Located in the Carpenter Center for the Visual Arts, course instructors also use the facility to screen films for their students.
Since its inception, this collection has grown to include more than 25,000 titles. Haden Guest, who directs the archive, said the archive has one of the largest university film collections in the world.
This year’s winter program includes a wide variety of filmmakers from around the world. The films encompass a diversity of genres, including a holiday show and other seasonal films, foreign dramas, and experimental documentaries.
One of these experimental documentaries is “Rat Film,” a production about the history of racism, redlining, and urban planning in Baltimore during the 20th century.
“Rat Film” director Theo Anthony said the documentary uses “a rat as an entry point into a conversation about Baltimore’s history and expands out there to larger questions of mapmaking and filmmaking.”

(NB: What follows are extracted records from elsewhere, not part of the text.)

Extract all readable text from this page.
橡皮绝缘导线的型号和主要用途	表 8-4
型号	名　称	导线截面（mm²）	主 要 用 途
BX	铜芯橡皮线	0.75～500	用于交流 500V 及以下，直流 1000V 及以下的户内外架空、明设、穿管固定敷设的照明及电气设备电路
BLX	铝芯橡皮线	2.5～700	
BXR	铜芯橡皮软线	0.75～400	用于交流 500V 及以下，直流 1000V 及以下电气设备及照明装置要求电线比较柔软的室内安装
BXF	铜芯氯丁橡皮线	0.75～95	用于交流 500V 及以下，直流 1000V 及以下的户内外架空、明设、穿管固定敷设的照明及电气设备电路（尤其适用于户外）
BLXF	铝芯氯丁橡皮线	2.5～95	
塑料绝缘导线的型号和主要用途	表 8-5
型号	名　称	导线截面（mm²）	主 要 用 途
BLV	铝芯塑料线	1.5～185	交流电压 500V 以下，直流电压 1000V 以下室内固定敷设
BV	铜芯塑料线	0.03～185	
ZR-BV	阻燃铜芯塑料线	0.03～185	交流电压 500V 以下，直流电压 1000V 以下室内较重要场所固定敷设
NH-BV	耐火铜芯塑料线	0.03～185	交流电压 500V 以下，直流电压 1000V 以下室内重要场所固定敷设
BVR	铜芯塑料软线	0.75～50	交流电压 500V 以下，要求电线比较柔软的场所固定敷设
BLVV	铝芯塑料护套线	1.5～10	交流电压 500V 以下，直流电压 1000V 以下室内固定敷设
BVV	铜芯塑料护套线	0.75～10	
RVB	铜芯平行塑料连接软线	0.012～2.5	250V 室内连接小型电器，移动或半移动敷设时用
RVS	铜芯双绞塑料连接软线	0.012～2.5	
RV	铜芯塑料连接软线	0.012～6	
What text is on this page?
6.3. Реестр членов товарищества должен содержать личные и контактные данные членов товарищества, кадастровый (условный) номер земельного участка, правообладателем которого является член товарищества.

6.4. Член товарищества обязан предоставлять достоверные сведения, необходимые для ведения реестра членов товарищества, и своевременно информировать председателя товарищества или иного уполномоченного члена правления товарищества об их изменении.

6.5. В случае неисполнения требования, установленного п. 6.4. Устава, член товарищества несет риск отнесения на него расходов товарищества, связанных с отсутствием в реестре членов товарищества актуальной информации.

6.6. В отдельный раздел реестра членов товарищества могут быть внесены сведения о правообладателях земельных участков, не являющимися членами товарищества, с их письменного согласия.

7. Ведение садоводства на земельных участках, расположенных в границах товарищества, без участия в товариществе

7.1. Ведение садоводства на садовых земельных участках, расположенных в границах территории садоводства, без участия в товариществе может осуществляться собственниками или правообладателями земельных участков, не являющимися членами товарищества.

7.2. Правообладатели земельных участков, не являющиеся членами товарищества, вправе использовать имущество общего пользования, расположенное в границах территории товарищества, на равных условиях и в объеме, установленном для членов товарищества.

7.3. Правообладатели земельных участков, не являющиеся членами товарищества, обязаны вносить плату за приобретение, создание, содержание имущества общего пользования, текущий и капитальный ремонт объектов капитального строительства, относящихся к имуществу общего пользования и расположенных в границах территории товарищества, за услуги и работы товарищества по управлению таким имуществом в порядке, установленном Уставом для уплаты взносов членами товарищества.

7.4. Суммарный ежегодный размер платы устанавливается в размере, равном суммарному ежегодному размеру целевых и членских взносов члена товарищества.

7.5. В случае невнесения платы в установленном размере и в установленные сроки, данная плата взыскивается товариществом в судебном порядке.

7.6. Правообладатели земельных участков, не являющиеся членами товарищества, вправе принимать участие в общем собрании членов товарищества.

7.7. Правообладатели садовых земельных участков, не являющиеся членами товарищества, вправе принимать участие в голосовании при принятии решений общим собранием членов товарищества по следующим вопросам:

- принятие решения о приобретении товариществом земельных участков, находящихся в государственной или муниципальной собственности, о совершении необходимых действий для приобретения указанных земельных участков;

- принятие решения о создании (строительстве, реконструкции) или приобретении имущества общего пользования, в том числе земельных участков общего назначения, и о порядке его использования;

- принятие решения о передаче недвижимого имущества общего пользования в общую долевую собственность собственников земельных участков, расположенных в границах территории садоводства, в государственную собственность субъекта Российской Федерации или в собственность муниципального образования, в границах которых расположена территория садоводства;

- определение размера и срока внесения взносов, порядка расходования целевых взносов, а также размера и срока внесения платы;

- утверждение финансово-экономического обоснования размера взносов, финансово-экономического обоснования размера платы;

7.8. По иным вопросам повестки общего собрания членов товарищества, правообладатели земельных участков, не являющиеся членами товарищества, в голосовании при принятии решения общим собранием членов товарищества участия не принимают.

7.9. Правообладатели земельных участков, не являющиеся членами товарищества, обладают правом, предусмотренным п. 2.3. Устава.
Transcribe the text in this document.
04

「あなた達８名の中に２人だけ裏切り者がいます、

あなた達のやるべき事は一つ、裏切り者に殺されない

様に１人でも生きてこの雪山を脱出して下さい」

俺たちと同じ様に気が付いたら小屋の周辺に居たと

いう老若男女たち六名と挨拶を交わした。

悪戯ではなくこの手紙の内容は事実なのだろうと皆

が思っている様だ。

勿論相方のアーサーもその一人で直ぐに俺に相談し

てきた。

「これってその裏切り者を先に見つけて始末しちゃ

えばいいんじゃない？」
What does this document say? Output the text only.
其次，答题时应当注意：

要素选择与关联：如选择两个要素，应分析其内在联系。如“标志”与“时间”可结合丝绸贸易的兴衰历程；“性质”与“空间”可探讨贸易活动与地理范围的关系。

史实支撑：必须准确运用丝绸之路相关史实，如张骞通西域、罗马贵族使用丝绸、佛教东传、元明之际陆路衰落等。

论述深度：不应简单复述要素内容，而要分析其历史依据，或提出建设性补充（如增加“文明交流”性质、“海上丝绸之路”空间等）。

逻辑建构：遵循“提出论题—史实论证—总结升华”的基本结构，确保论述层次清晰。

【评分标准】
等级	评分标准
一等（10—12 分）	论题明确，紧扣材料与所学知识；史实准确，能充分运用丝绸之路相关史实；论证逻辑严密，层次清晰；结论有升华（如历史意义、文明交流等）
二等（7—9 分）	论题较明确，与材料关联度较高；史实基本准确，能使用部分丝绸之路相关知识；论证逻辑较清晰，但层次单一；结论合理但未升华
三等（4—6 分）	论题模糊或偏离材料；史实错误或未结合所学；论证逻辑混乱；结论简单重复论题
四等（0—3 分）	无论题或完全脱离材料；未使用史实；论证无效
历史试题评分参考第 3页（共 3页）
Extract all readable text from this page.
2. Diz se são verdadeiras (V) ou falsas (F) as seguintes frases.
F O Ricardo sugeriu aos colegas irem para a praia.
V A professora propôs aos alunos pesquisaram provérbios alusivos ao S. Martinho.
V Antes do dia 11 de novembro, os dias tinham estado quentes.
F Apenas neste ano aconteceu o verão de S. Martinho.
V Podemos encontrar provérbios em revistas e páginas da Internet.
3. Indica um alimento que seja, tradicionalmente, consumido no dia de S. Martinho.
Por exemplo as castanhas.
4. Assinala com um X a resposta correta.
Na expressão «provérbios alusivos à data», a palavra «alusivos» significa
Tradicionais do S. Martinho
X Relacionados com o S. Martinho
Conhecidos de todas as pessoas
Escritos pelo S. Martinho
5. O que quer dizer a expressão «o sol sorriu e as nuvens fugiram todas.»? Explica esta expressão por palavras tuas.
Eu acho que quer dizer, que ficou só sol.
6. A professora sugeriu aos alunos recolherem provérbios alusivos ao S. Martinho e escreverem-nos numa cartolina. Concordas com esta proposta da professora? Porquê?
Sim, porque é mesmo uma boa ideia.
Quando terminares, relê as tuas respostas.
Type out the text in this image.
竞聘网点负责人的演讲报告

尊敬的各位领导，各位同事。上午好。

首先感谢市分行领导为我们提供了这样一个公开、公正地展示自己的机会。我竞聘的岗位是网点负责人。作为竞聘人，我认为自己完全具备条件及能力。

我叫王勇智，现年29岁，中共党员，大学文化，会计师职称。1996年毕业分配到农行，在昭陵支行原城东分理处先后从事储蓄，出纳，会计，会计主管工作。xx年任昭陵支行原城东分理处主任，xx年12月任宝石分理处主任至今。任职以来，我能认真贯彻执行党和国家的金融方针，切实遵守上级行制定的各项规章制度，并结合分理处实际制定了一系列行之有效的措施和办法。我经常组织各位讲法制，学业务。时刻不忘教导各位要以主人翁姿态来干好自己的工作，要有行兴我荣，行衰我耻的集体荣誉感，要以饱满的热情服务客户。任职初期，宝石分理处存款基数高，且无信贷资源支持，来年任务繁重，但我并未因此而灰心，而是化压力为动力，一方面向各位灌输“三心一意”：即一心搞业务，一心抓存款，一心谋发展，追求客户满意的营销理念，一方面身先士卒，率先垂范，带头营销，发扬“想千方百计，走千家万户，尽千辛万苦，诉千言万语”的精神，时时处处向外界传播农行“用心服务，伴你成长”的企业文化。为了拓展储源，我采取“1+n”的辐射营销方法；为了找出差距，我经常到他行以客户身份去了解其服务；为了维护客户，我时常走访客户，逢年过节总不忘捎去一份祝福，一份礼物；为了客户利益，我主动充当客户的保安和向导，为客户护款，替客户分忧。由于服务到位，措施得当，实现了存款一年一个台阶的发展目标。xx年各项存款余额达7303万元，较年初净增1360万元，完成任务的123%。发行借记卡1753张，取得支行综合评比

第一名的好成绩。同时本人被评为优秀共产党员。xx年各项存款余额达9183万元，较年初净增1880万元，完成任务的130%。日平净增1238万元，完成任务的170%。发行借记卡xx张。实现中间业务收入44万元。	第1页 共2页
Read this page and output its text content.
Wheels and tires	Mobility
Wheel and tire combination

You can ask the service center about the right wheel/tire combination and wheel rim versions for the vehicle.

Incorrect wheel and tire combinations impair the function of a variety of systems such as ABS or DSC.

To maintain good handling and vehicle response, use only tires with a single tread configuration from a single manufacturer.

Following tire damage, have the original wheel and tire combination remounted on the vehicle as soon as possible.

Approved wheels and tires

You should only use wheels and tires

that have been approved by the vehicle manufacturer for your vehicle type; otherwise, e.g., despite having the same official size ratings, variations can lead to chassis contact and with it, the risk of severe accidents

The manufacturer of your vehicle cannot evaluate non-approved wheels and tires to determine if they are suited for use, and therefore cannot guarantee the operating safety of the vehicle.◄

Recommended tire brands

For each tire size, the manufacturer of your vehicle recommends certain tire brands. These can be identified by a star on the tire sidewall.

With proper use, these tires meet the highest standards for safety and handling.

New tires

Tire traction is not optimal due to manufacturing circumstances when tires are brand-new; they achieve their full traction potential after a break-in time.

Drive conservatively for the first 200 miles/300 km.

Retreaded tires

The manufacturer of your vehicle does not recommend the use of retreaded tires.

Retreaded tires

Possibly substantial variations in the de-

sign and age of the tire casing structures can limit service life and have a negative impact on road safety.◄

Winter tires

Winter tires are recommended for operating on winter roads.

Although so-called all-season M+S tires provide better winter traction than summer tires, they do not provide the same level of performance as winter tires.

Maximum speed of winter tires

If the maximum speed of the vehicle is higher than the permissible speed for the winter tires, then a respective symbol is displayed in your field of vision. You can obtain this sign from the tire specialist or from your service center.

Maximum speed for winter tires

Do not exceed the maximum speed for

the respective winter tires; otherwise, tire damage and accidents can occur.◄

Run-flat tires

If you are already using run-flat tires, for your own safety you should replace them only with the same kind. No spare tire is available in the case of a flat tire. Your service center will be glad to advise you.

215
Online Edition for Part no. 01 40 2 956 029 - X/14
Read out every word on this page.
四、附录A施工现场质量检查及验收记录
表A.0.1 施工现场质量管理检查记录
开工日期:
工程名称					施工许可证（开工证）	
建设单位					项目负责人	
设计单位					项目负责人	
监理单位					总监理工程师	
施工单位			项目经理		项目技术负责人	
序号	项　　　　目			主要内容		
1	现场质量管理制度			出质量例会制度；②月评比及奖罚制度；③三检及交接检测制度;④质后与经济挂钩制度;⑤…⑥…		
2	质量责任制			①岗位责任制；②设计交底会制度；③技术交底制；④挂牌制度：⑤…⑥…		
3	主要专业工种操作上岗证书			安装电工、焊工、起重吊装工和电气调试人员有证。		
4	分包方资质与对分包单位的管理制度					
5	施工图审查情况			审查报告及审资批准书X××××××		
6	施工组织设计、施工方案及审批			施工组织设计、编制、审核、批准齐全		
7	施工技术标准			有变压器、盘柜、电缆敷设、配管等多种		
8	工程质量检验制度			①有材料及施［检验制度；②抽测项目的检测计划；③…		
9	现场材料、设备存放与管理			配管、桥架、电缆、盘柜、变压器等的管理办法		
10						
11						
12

Anthony’s film is part of a recurring series at the film archive known as the “Cinema of Resistance.” This monthly series sets out to screen films that are relevant in today’s political climate and to create a setting for vibrant discussion.
“I don’t think this is your normal social issue documentary that poses a problem and offers a neat solution,” Anthony said about his film. “It’s really cool to see it in this context—it’s definitely a political film—but it goes a lot of places and I’m really excited about it.”
The archive will also screen a film by Jodie Mack, a fellow at the Radcliffe Institute for Advanced Study. Her work, “Posthaste Perennial Pattern,” is a collection of short films dealing with fabric.
“These films are kind of in the tradition of what one might call ‘anti-animation,’” Mack said, “so they’re not necessarily using traditional sequencing modes of what one might consider animation.”
Guest said that while the Harvard Film Archive brings award-winning filmmakers to present their works, the archive also invites independent artists to showcase their cinema.
“I’m definitely working in the tradition of independent artist film, which the Harvard Film Archive is known to feature,” Mack said.
Guest said that the archive wants to engage and challenge its audience with the selected films this winter.
“Our challenge and our hope is that someone will come and watch all these different programs and realize all the possibilities of film as an art,” he added.